さっきからルバルが返事をしない。食べられた存在と会話できるのがアイツの力かと思っていたが…違ったのか?
「ふぅ…ていうかどうしよう。こんな砂漠で」
辺りを見渡してもひび割れ地面、不自然に盛り上がって掲載されている大穴。申し訳程度の木
「ここにいても何も変わらない…はぁ、コレじゃ強制的に冒険者だな。」
2度もの戦闘の影響で服はズタズタになりその見た目はさながら200X年で暮らしていそうなスタイルに…

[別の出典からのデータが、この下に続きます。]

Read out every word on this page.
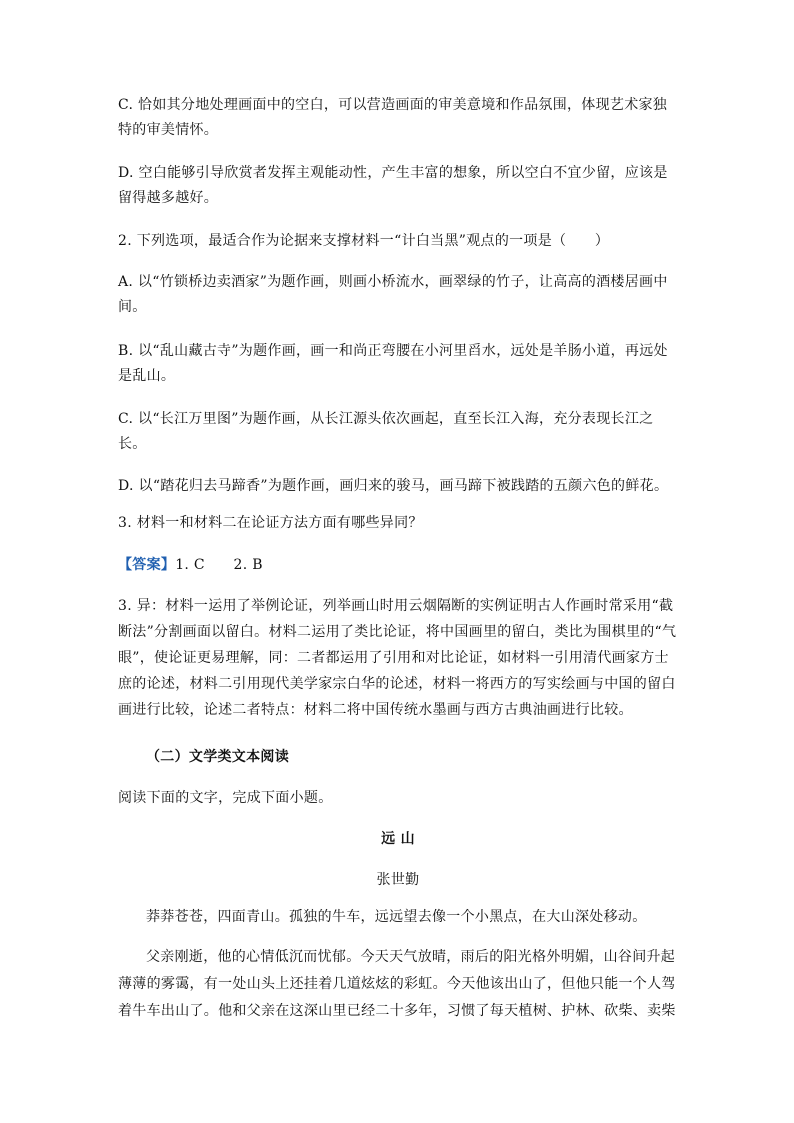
C. 恰如其分地处理画面中的空白，可以营造画面的审美意境和作品氛围，体现艺术家独特的审美情怀。

D. 空白能够引导欣赏者发挥主观能动性，产生丰富的想象，所以空白不宜少留，应该是留得越多越好。

2. 下列选项，最适合作为论据来支撑材料一“计白当黑”观点的一项是（　　）

A. 以“竹锁桥边卖酒家”为题作画，则画小桥流水，画翠绿的竹子，让高高的酒楼居画中间。

B. 以“乱山藏古寺”为题作画，画一和尚正弯腰在小河里舀水，远处是羊肠小道，再远处是乱山。

C. 以“长江万里图”为题作画，从长江源头依次画起，直至长江入海，充分表现长江之长。

D. 以“踏花归去马蹄香”为题作画，画归来的骏马，画马蹄下被践踏的五颜六色的鲜花。

3. 材料一和材料二在论证方法方面有哪些异同？

【答案】1. C　　2. B

3. 异：材料一运用了举例论证，列举画山时用云烟隔断的实例证明古人作画时常采用“截断法”分割画面以留白。材料二运用了类比论证，将中国画里的留白，类比为围棋里的“气眼”，使论证更易理解，同：二者都运用了引用和对比论证，如材料一引用清代画家方士庶的论述，材料二引用现代美学家宗白华的论述，材料一将西方的写实绘画与中国的留白画进行比较，论述二者特点：材料二将中国传统水墨画与西方古典油画进行比较。

（二）文学类文本阅读

阅读下面的文字，完成下面小题。

远 山

张世勤

莽莽苍苍，四面青山。孤独的牛车，远远望去像一个小黑点，在大山深处移动。

父亲刚逝，他的心情低沉而忧郁。今天天气放晴，雨后的阳光格外明媚，山谷间升起薄薄的雾霭，有一处山头上还挂着几道炫炫的彩虹。今天他该出山了，但他只能一个人驾着牛车出山了。他和父亲在这深山里已经二十多年，习惯了每天植树、护林、砍柴、卖柴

そして改めて、あの時は必死だったがやっぱり気のせいじゃなかったことが一つ。
「力を使うとめっちゃ痛い…体から無理矢理骨伸ばしてるからだろうな。」
もっと融通が効く能力にしてくれませんかね神様…
_______ディッセンバ宮殿、ハヤト部屋_______
「魔王の死骸が悪さしてるからどうにかして欲しい…か」
自分のあるはずのない右手を眺めながらそんなことを考えている。
断面を見てもまるで元々なかったかのように先端は丸くなっていた。
コンコン
ハヤト様、リュウ様がお呼びです。
「リュウさん、なんでしょうか」
「少し教え忘れたことがあってね。座って」
「俺たちは転生者だ。それは大前提そうだね」
「えぇ」
「この世界はゲームではない。だが転生者のみ、オリジナルに力とは別で自身のステータスが見れる。試しに念じてみるんだ」
ステータス?
ピュッ
_ハヤト_
聖騎士lv.1
「聖騎士…」
「すごいな、聖騎士はこの世界には六人しか存在できない職だ。俺の場合は大賢者だな。勇者も聖騎士の職だったと聞く。」
「じゃあ俺、聖剣を使えるのか?」
「いや、勇者が使った聖剣は六つに別れ、今は創剣として世界のどこかに刺さっている。そしてその創剣達は、持ち主を選ぶ。」
「達?」
「彼らは勇者の未練も取り込んでいる。我を握るに相応しいか、魔王を完全に消してくれ。
ってな。」
「色々長くなってしまったが、本来の目的はこっちだ。」
そう言ってかけてあったローブを取り払うと、そこには黄色に光る丸い石が置かれていた。
「これは?」
「神の涙だよ。この世界が創られた時、神が愛していた別の神がその時大罪を犯し、消されてしまった時の涙。神の感情がこもった力は選ばれし人間にしか扱えないという神話を産んだ」
君はこの力を取る覚悟はあるか?
〜〜〜〜〜〜〜〜
あれから何十分歩いた?
突然紫の煙が蔓延したり、雷が落ちたり、
地割れが起きたと思ったらそこから大量の虫が出たり…
幾度歩いても全く着く気配がない。
そもそも彼はなんのために歩いている。
なんで意地汚く生きようとしている。
そもそもそんなことまでして生きる必要があるのか?
「いっそ…」
「いっそ死んだ方がマシかな…」
痛み、悲しみ、無限に広がる砂漠、誰もいない。孤独な場所に生まれ落ちたのを恨むしかなかった。
近くの人が入れるほどの大きさの穴に入り、深く考えていた。
なんで俺はここにいる?なんで俺はこんな目に遭っている?なんで俺は生きている?なんで俺は苦しんでいる?
もう死んでいいよ
あの男のせいだ
あいつがいなければ、俺はずっと幸せのまま死ねたのに…あいつがいなければ、ハヤトは死なずにすんだのに、あいつがいなければ!
殺す。あいつを見つけて殺すまで、死ねない。